Bruce Hodges attends a performance of Shen Yiwen, Bruce Adolphe, Sid Richardson, George Perle and Joan Tower at New York’s Merkin Concert Hall on 9 June 2022

The Da Capo Chamber Players, an ensemble that celebrates its 50th anniversary this year, ended the season with works especially written for it. Its line-up of flute, clarinet, violin, cello and piano is inspired by Schoenberg’s instrumentation for Pierrot lunaire, and the group’s celebrated musicians include two string players with Juilliard pedigrees: violinist Curtis Macomber and cellist Christopher Gross.

In Shen Yiwen’s Guo Shang: Hymn to the Fallen and Li Hun: Recessional (2008), the string duo echoed the piano’s thumping lower registers with their own grinding textures, as Macomber floated a melodic line fashioned from traditional Chinese scales. Li Hun began with a flurry of string pizzicatos, joined by flute (Patricia Spencer) and clarinet (Marianne Gythfeldt) in a playful mood.

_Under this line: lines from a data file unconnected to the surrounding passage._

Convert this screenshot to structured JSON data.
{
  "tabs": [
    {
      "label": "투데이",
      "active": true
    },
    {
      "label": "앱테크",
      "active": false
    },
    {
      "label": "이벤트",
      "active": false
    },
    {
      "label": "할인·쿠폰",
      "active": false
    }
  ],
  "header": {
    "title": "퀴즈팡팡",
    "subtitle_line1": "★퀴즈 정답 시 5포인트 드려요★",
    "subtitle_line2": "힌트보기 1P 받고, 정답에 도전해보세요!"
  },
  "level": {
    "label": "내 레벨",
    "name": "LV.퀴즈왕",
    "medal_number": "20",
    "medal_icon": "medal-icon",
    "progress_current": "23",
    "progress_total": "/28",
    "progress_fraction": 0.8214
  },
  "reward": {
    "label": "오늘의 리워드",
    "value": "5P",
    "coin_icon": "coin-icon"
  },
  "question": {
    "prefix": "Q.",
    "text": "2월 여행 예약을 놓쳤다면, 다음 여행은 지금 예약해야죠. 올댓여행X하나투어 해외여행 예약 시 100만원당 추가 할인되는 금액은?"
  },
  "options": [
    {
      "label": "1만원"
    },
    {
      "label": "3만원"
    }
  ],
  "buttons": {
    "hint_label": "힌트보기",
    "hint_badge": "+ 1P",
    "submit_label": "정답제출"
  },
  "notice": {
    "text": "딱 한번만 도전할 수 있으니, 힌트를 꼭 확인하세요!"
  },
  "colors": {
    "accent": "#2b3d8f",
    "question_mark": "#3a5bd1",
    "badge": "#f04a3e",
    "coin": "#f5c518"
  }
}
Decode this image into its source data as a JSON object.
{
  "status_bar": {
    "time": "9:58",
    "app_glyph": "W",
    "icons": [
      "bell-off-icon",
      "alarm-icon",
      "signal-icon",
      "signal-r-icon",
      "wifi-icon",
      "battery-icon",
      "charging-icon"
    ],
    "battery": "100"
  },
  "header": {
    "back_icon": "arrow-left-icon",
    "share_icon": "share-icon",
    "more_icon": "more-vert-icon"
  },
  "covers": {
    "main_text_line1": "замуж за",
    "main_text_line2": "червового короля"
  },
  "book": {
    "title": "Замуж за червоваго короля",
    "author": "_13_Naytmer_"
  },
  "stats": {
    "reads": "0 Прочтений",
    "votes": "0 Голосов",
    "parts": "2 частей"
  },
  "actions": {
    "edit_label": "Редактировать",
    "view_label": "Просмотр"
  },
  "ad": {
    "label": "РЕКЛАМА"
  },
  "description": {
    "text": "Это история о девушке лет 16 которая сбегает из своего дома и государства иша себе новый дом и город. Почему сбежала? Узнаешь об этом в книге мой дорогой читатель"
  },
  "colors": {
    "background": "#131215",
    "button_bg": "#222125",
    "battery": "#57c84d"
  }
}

Since wind players can’t play and vocalise simultaneously, the strings, piano (Steve Beck), and guest percussionist James Baker added syllabic chants to Sid Richardson’s florid, declamatory Astrolabe (2014, rev. 2022). Omitting the piano for Sonata a quattro (1982), George Perle created a luminous essay, alternating piquancy and romance. Macomber’s tone and phrasing were alert and endearing, and Gross revelled in the cello’s sweeter moments.

Composer Bruce Adolphe introduced the world premiere of Portraits (2021), inspired by musicians he admires. Macomber and Gross were especially engaging in the jazz-inflected tribute to Milton Babbitt.

A founding member of the group, Joan Tower, wrote Looking Back (2018) in honour of André Emilianoff, the group’s cellist from 1976 to 2011. Amid Tower’s savage rhythms, Gross was particularly luminous in the stirring cello writing near the end.